Two years of wet lab work across four parallel tracks, growing retinal organoids from stem cells, designing a microfluidic chip for double emulsion encapsulation, developing a tissue clearing protocol, and characterizing the cellular response to subretinally implanted photovoltaic chips. The unifying question: how do we build and interface with retinal tissue in ways that last?
Cultivated retinal organoids from embryonic pluripotent stem cells (EPSCs), guiding differentiation through a staged protocol toward retinal progenitor and photoreceptor cell fates. The work involved maintaining organoid sheets in culture, optimizing media formulations and timing for each differentiation stage, and characterizing the resulting tissue by morphology and marker expression. The goal was to produce tissue that could serve as a testbed for implant interaction studies and eventually as transplantable material for degenerative retinal disease.
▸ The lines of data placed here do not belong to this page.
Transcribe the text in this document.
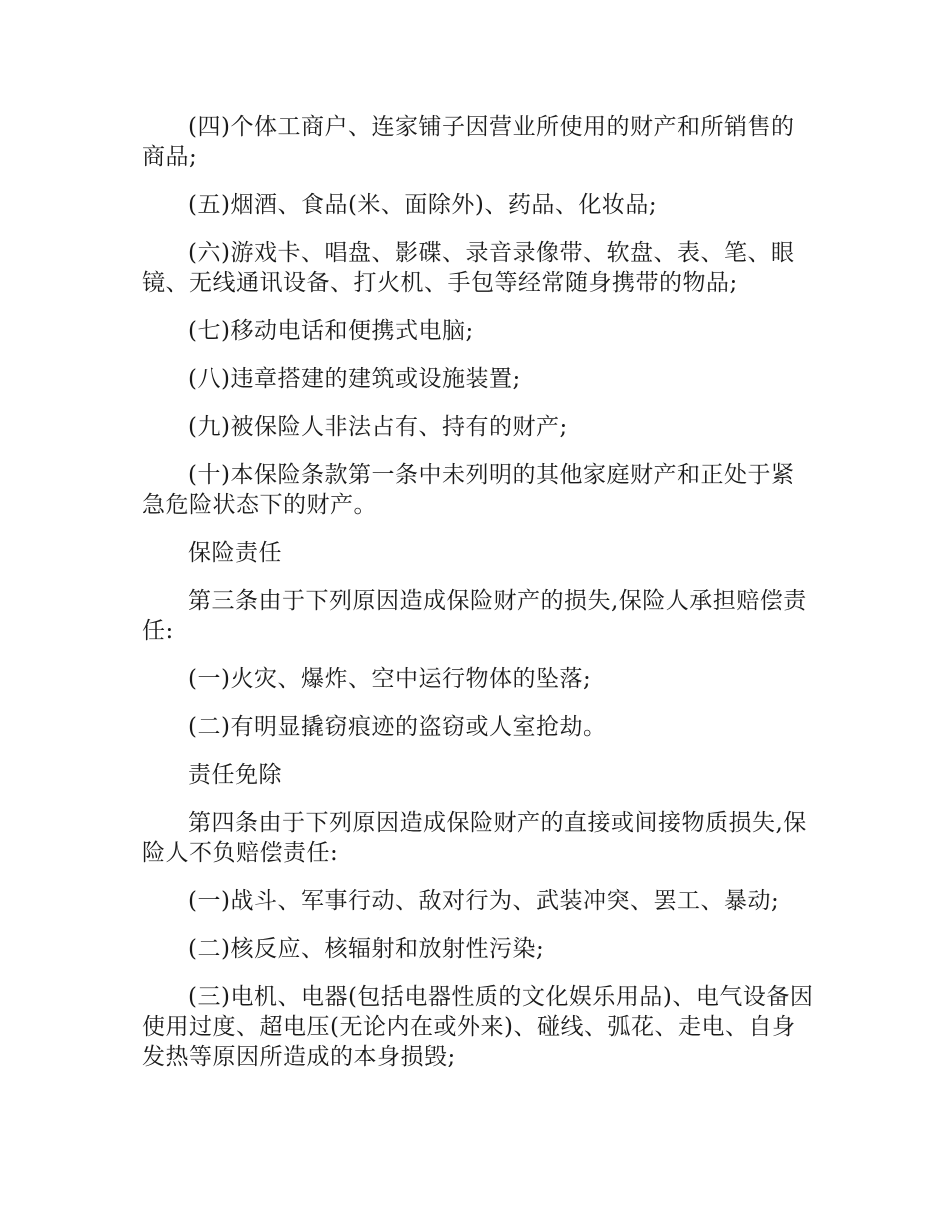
(四)个体工商户、连家铺子因营业所使用的财产和所销售的商品;

(五)烟酒、食品(米、面除外)、药品、化妆品;

(六)游戏卡、唱盘、影碟、录音录像带、软盘、表、笔、眼镜、无线通讯设备、打火机、手包等经常随身携带的物品;

(七)移动电话和便携式电脑;

(八)违章搭建的建筑或设施装置;

(九)被保险人非法占有、持有的财产;

(十)本保险条款第一条中未列明的其他家庭财产和正处于紧急危险状态下的财产。

保险责任

第三条由于下列原因造成保险财产的损失,保险人承担赔偿责任:

(一)火灾、爆炸、空中运行物体的坠落;

(二)有明显撬窃痕迹的盗窃或人室抢劫。

责任免除

第四条由于下列原因造成保险财产的直接或间接物质损失,保险人不负赔偿责任:

(一)战斗、军事行动、敌对行为、武装冲突、罢工、暴动;

(二)核反应、核辐射和放射性污染;

(三)电机、电器(包括电器性质的文化娱乐用品)、电气设备因使用过度、超电压(无论内在或外来)、碰线、弧花、走电、自身发热等原因所造成的本身损毁;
The exisiting protocol for encapsulating growth factors in PLGA nanoparticles (NPs), critical for promoting tissue adherence and integration post-surgery, relied entirely on vortexing, whcih produces NPs with highly variable size distributions. I designed a microfluidic chip to generate double emulsion droplets with more controlled size and uniformity, which should yield more consistent NP characteristics. The design process involved CAD modeling of the microfluidic channels, fabrication using soft lithography, and testing with fluorescent dyes to optimize flow rates and droplet formation before moving on to actual NP synthesis. In a double emulsion geometry, an inner aqueous phase (containing the growth factor payload) is first emulsified into an oil phase at one junction, then that droplet is encapsulated into an outer aqueous phase at a second junction — producing a core-shell structure. Because droplet size is governed by channel geometry and flow rate ratios rather than mechanical agitation, the result is monodisperse particles with size you can actually tune by adjusting flow rates. The chip design went through multiple iterations to stabilize droplet formation at both junctions and prevent coalescence downstream.
Worked on establishing a tissue clearing protocol to render retinal and organoid tissue optically transparent for volumetric imaging. Tissue clearing removes lipids that scatter light, allowing fluorescence imaging of intact 3D tissue without physical sectioning — which preserves spatial relationships that serial sections destroy. The challenge is balancing clearing efficiency against signal preservation: aggressive clearing can wash out fluorescent labels or deform tissue. Protocol development involved testing clearing agents, incubation conditions, and refractive index matching solutions, evaluating each iteration against both transparency and antibody staining retention.
Investigated cellular and tissue-level responses to photovoltaic chips implanted in the subretinal space of a rat model, across multiple surgeries and days post-surgery (DPS 146–152). Sections were stained for GFAP (glial reactivity), PKCalpha (bipolar cell integrity), and Calretinin (amacrine and horizontal cells), then compared against sham-operated controls. Chip geometry — particularly bending and proximity to the optic disc — correlated with where Schwann cell infiltration appeared, suggesting that mechanical placement precision is a biocompatibility variable, not just an engineering one.